ATTORNEY GENERAL RAOUL PETITIONS SUPREME COURT TO ORDER ADAMS COUNTY JUDGE TO CORRECT SENTENCE IN SEXUAL ASSAULT CONVICTION
Raoul Urges Illinois Supreme Court to Require Judge to Comply with Mandatory Sentencing Ranges and Impose a Lawful Sentence
Chicago — Attorney General Kwame Raoul today filed a petition for a writ of mandamus urging the Illinois Supreme Court to order Judge Robert K. Adrian to impose a lawful sentence in an Adams County sexual assault case that has attracted national attention.
Attorney General Raoul filed the mandamus complaint and a motion for supervisory order today asking the Illinois Supreme Court to direct Judge Adrian to sentence Drew S. Clinton in accordance with state law. Adrian found Clinton guilty of felony criminal sexual assault following a bench trial in October 2021. On January 3, 2022, Adrian vacated Clinton’s conviction, which resulted in Clinton being released from the county jail.
“The mandatory sentencing range set by the Illinois General Assembly for felony criminal sexual assault is four to 15 years in prison. In addition to the insensitivity to the victim in this case, the judge’s decision to vacate the conviction and call the 148 days Clinton served in county jail ‘plenty of punishment,’ demonstrates an abuse of power,” Raoul said. “I appreciate our collaboration with the Adams County State’s Attorney and the Illinois Office of the State’s Attorney Appellate Prosecutor. I am urging the Illinois Supreme Court to direct the judge to sentence the defendant in accordance with state law.”
Clinton was charged with three counts of criminal sexual assault for assaulting a minor female at a graduation party in Quincy, Illinois. The 16-year-old victim was unable to give consent when she was assaulted by Clinton, who was 18 years old at the time. Adrian found Clinton guilty of one count of criminal sexual assault, a felony, after a bench trial that included testimony from the victim and witnesses at the party. However, when sentencing Clinton, Adrian plainly stated his intention to not sentence Clinton to prison, as mandated by Illinois’ mandatory minimum sentencing requirements, saying the almost five months Clinton had already served in the county jail was “plenty of punishment.” Instead, Adrian vacated the conviction and released Clinton from custody. Raoul’s mandamus complaint urges the court to order Judge Adrian to reinstate the verdict and issue a sentence consistent with the mandatory sentencing range set in statute.

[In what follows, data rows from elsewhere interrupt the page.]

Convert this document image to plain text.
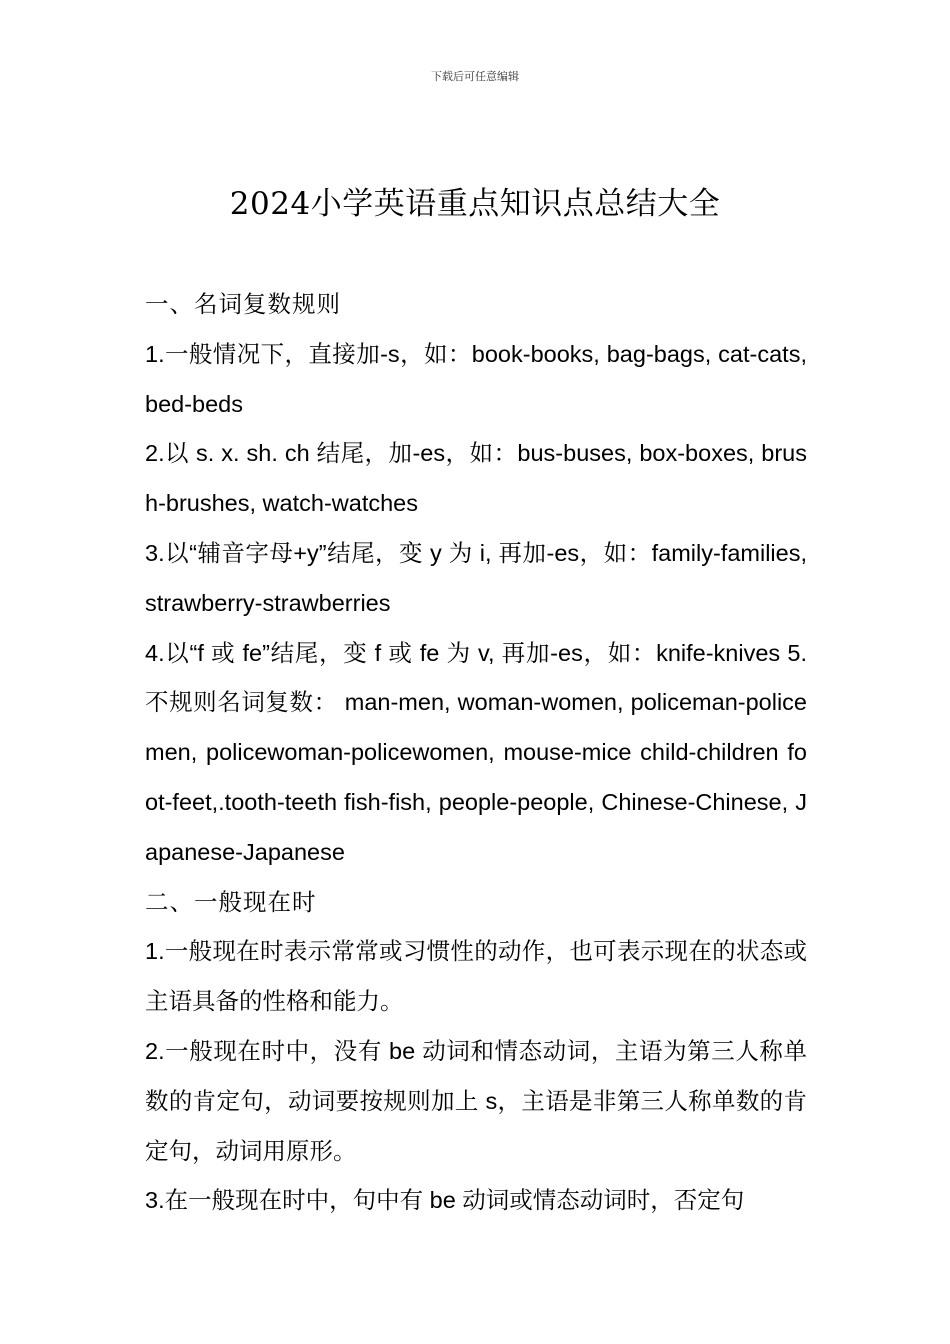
下载后可任意编辑
2024小学英语重点知识点总结大全

一、名词复数规则

1.一般情况下，直接加-s，如：book-books, bag-bags, cat-cats, bed-beds

2.以 s. x. sh. ch 结尾，加-es，如：bus-buses, box-boxes, brush-brushes, watch-watches

3.以“辅音字母+y”结尾，变 y 为 i, 再加-es，如：family-families, strawberry-strawberries

4.以“f 或 fe”结尾，变 f 或 fe 为 v, 再加-es，如：knife-knives 5.不规则名词复数： man-men, woman-women, policeman-policemen, policewoman-policewomen, mouse-mice child-children foot-feet,.tooth-teeth fish-fish, people-people, Chinese-Chinese, Japanese-Japanese

二、一般现在时

1.一般现在时表示常常或习惯性的动作，也可表示现在的状态或主语具备的性格和能力。

2.一般现在时中，没有 be 动词和情态动词，主语为第三人称单数的肯定句，动词要按规则加上 s，主语是非第三人称单数的肯定句，动词用原形。

3.在一般现在时中，句中有 be 动词或情态动词时，否定句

“Victims of sexual assault often make the decision to not come forward because they believe that the criminal justice system will not believe them nor protect them. The victim in this case took the brave steps of reporting the crime, cooperating with the investigation, and testifying at trial. Because of her courage, the defendant was convicted of his crime. There is nothing more frustrating and disheartening to our community, this victim, and to all victims of sexual assault when any defendant avoids the legal consequences of his conduct,” Adams County State’s Attorney Gary Farha said. “We appreciate the hard work of the Attorney General and the Appellate Prosecutor’s Office in ensuring that this brave young woman have the opportunity to hold her attacker responsible.”
In the complaint, Raoul points out that criminal sexual assault is a Class 1 felony with a statutory sentence range of four to 15 years in prison. Raoul argues that Adrian exceeded his authority when he concluded – in defiance of the General Assembly’s intent – that 148 days in county jail was a “just sentence” due to Clinton’s age and lack of criminal record. Raoul points out that by refusing to enforce a valid criminal statute, the judge acted as a quasi-legislator and usurped the authority of the legislative branch while undermining confidence in the judicial process. Raoul further argues that Judge Adrian’s comments at the sentencing hearing demonstrate his own recognition that he lacked the authority to depart from the mandatory minimum sentencing range.
Judge Adrian’s sentence attracted national attention and widespread criticism.